Out of these sixty-six imagined letters, Judith Farr, herself a poet and Dickinson scholar, has created a brilliant novel, which, written in the language of Emily Dickinson’s contemporaries, lays out the entire emotional spectrum of her life. We see the young Emily groping toward poetic expression. We share the bewilderment of her teachers and friends as the girl reacts with the ingenuity of genius to people, books, and events. We marvel at her private letters “To a Mysterious Person.” We smile with her at the confusion of others as they struggle to keep up with the poet’s imagination, at those who try to “correct” her mode of expression. We share the experience of the first man to take her photograph. We watch her die, dreadfully and prematurely. When we are done, we have shared in a wondrous mystery, for we are the only ones allowed to know who Emily Dickinson was: these letters are written to us.

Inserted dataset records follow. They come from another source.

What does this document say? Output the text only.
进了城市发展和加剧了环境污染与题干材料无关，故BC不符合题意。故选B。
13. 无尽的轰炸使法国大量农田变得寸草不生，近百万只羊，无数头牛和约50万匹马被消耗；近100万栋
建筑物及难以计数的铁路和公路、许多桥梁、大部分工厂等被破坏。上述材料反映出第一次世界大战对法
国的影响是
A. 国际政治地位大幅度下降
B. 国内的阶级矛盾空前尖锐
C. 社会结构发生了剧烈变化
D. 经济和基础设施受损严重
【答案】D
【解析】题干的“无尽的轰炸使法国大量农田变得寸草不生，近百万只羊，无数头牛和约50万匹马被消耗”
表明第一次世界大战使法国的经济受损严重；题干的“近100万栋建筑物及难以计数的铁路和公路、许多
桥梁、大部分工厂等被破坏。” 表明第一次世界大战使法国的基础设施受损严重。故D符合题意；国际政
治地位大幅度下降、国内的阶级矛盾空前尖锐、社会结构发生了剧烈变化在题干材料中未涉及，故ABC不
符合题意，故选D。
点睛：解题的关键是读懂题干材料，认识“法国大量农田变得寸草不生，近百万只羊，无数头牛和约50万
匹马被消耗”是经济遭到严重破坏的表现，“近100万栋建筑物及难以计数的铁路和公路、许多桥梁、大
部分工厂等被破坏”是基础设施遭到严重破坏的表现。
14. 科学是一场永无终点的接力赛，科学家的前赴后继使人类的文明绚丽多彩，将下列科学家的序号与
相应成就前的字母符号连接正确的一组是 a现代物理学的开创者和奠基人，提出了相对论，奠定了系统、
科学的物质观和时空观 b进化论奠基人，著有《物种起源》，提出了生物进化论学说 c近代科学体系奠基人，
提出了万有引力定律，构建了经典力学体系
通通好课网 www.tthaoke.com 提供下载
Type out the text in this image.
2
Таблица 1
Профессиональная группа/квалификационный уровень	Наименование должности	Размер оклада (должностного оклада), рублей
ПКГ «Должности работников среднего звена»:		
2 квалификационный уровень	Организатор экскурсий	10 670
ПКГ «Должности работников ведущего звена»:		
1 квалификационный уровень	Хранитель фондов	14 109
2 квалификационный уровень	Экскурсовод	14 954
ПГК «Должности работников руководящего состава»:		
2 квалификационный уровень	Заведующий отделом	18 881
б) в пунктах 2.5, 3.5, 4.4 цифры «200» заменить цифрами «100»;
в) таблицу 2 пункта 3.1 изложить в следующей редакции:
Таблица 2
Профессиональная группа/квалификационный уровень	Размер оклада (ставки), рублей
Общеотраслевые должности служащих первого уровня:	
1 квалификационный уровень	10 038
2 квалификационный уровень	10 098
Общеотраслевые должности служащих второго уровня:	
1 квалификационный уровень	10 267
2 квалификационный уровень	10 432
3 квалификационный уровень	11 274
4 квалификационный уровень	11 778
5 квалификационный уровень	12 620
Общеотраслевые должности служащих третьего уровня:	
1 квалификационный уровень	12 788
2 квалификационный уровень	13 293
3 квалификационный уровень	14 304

As Diane Wood Middlebrook has written, “This work of fiction---meticulously researched, delicately attuned to the language of the times---provides an explanation more persuasive than any biography ever will, of what happened to the girl on the brink of womanhood to make her the person who wrote those poems. A startling good read.”
“Peculiar, incandescent, astonishing”
-The New Yorker
PUBLISHERS WEEKLY
Sadly inadequate to its ambitious intent, this first novel attempts to bring Emily Dickinson to life via an epistolary format. When she was 17, Dickinson (1830-1886) spent a single year at Miss Lyon's Seminary, later Mount Holyoke College. Though little is known about this period of her life, Dickinson scholar Farr (The Passion of Emily Dickinson) strives for a composite portrait of the poet through a series of letters, some written during that year of 1847, others looking back on the poet's life after her death. The letters are so loaded with the facts of Dickinson's life, so heavy with digressions and so lacking in subtlety that they shriek of artifice. In particular, the correspondence between humorless Margaret Mann, Emily's English teacher at the seminary, and Thomas Wentworth Higginson, the poet's literary advisor and admirer, smacks of contrivance. The teacher tries to persuade Higginson of Emily's evil nature by relating her former student's "misdeeds," including the girl's blasphemous reference to the Bible as a work of literature and her refusal to "declare for Christ.'' In Emily's defense are Higginson's replies to Mann and letters the poet is imagined to have written to her brother Austin and childhood friends. Farr's perception of Dickinson is not surprising: she is an intense young woman who dares to question blind obedience to God, is passionate in her devotion to others, playful with language, irreverent and beyond most of her acquaintances' understandings. Most readers, however, will find her as trying as do most of her contemporaries. Farr does better with background detail, conveying the religious and social mores of the time. In an afterword, she sorts fact from fiction, detailing the poet's actual relationships with the novel's characters and specifying which poems are authentic and which she has "blasphemously but lovingly improvised." Farr's affection is obvious, but her portrait gives us stock figures who lack the dimensions of reality. Film, audio rights: Thomas D'Evelyn Agency.